Characteristics of Monopoly

Monopoly is a term derived form the Greek words 'monos' or alone and 'polein' or sell. The term is extensively used in economics. It refers to controlled power over the market, by an individual or company...
Characteristics of Monopoly
Monopoly symbolizes control over a product to the extent that the enterprise or individual dictates the terms of access and the markets for availability. The term is specific to a seller's market. A similar situation in the buyer's market is referred to as monopsony. Monopoly first appeared as an economics-related term in 'Politics' by Aristotle. In his work, the thinker describes the rise and fall of monopolies of olive presses.

In ancient times, common salt was responsible for natural monopolies, till the time people learned about winning sea-salt. Regions that faced scarcity of transport facilities and that of storage were most prone to notorious escalation of commodity prices and uneven distribution of daily-use products and services. The characteristics of monopoly are unique to the condition generated by intent.

Characteristics of Monopoly:

Price Control: In a monopoly, on account of a single market entity controlling supply and demand, degree of price and supply control exerted by the enterprise or the individual is greater. The absence of competition spares the monopolizing company from price pressure. Nevertheless, to evade the entry from new market participants, the company needs to regulate the set product or service price within the paradigms of the Monopoly Theorem. Monopoly has scope for entrepreneurship to make available limited goods and/or services at a higher price. The price and production decisions of such firms target profit maximizing via predetermined quantity choice. This helps to cut even on the marginal and revenue outcomes.

Increased Scope for Mergers: In a monopoly, due to the dictates of a single entity, scope for vertical and/or horizontal mergers increase. The mergers take on coercive form to effectively blot out competitors and carry on supply chain management.

Legal Sanctions: Competition laws restrict a monopoly with regards to the extent of dominant position held and exhibit of illegal and abusive behavior. This is, however, milder in the case of a government-granted monopoly. Such a legal monopoly is offered as an incentive to a risky, domestic venture.

Predatory Pricing: This feature of monopoly benefits the consumers. These are short term market gains when prices drop to meet scarce demand for the product. The suppliers and direct consumers benefit from the monopolizing company's attempt to increase sale for business marketing. This kind of pricing also helps the government to step in and address any unregulated monopoly. If the predatory pricing is not managed efficiently, the monopoly environment could be split.

Price Elasticity: With regards to the demand of the product or service offered by the monopolizing company or individual, the price elasticity to absolute value ratio is dictated by price increase and market demand. It is not uncommon to see surplus and/or a loss categorized as 'dead-weight' within a monopoly. The latter refers to gain that evades both, the consumer and the monopolist.

Lack of Innovation: On account of absolute market control, monopolies display a tendency to lose efficiency over a period of time.

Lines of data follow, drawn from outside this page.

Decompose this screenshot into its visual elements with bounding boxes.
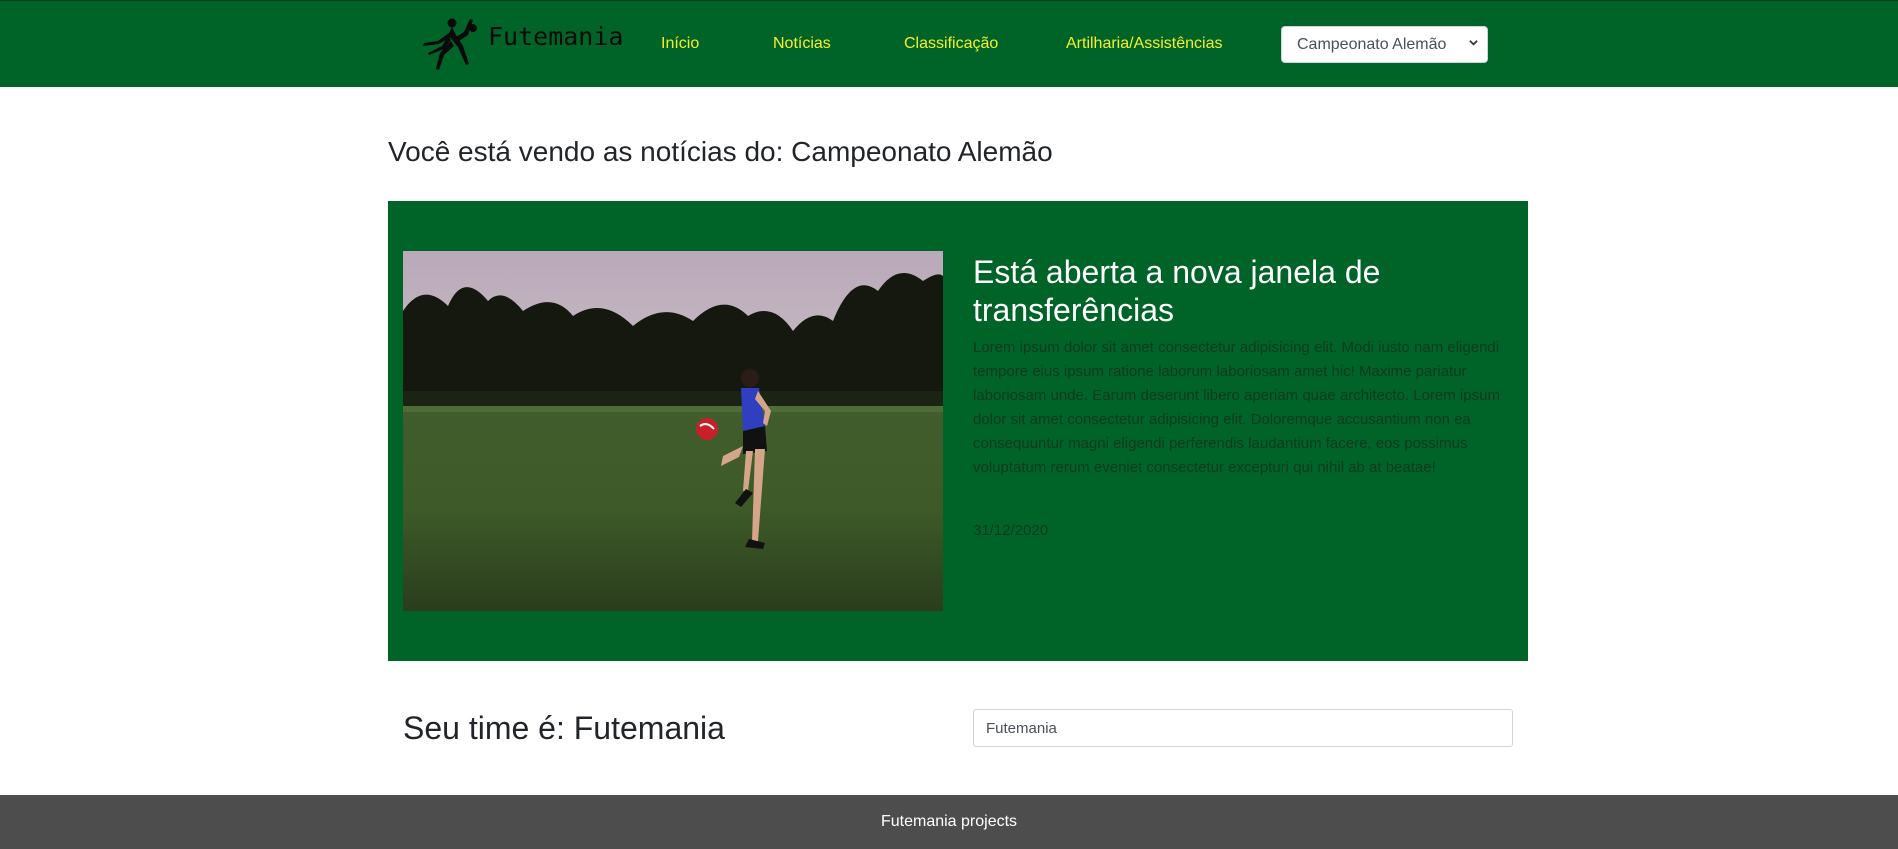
news-body: Lorem ipsum dolor sit amet consectetur a… (973, 339, 1500, 476)
nav-link-noticias[interactable]: Notícias (773, 35, 831, 53)
top-navbar: Futemania Início Notícias Classificação … (0, 0, 1898, 87)
news-title[interactable]: Está aberta a nova janela de transferênc… (973, 253, 1513, 329)
nav-link-inicio[interactable]: Início (661, 35, 699, 53)
league-select-value: Campeonato Alemão (1297, 35, 1447, 53)
bicycle-kick-player-icon (423, 18, 477, 70)
brand-logo-link[interactable]: Futemania (418, 13, 623, 75)
footer-text: Futemania projects (880, 813, 1018, 830)
team-heading: Seu time é: Futemania (403, 710, 725, 746)
footer: Futemania projects (0, 795, 1898, 849)
league-select[interactable]: Campeonato Alemão (1281, 26, 1488, 63)
team-name-input[interactable] (973, 709, 1513, 747)
soccer-player-juggling-ball-photo (403, 251, 943, 611)
news-card: Está aberta a nova janela de transferênc… (388, 201, 1528, 661)
nav-link-artilharia[interactable]: Artilharia/Assistências (1066, 35, 1223, 53)
page-title: Você está vendo as notícias do: Campeona… (388, 136, 1053, 167)
brand-name: Futemania (488, 21, 624, 51)
chevron-down-icon (1469, 40, 1478, 46)
nav-link-classificacao[interactable]: Classificação (904, 35, 998, 53)
news-date: 31/12/2020 (973, 522, 1049, 539)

With a one-product-shelf-life, innovative designing and marketing techniques take a back seat.

Lack of Competition: When the market is designed to serve a monopoly, the lack of business competition or the absence of viable goods and products shrinks the scope for 'perfect competition'.

Monopoly Litigation: Lack of competition does not eliminate consumer dissatisfaction. High market share results in consumers defying increased prices and welcome new entrants to the seller's market. Competition law dictates are designed to pronounce a monopoly illegal, if found to be abusing market power via practices of exclusionary nature. The law addresses abusive conduct in the form of product tying, supply cuts, price discrimination and exploitative deals.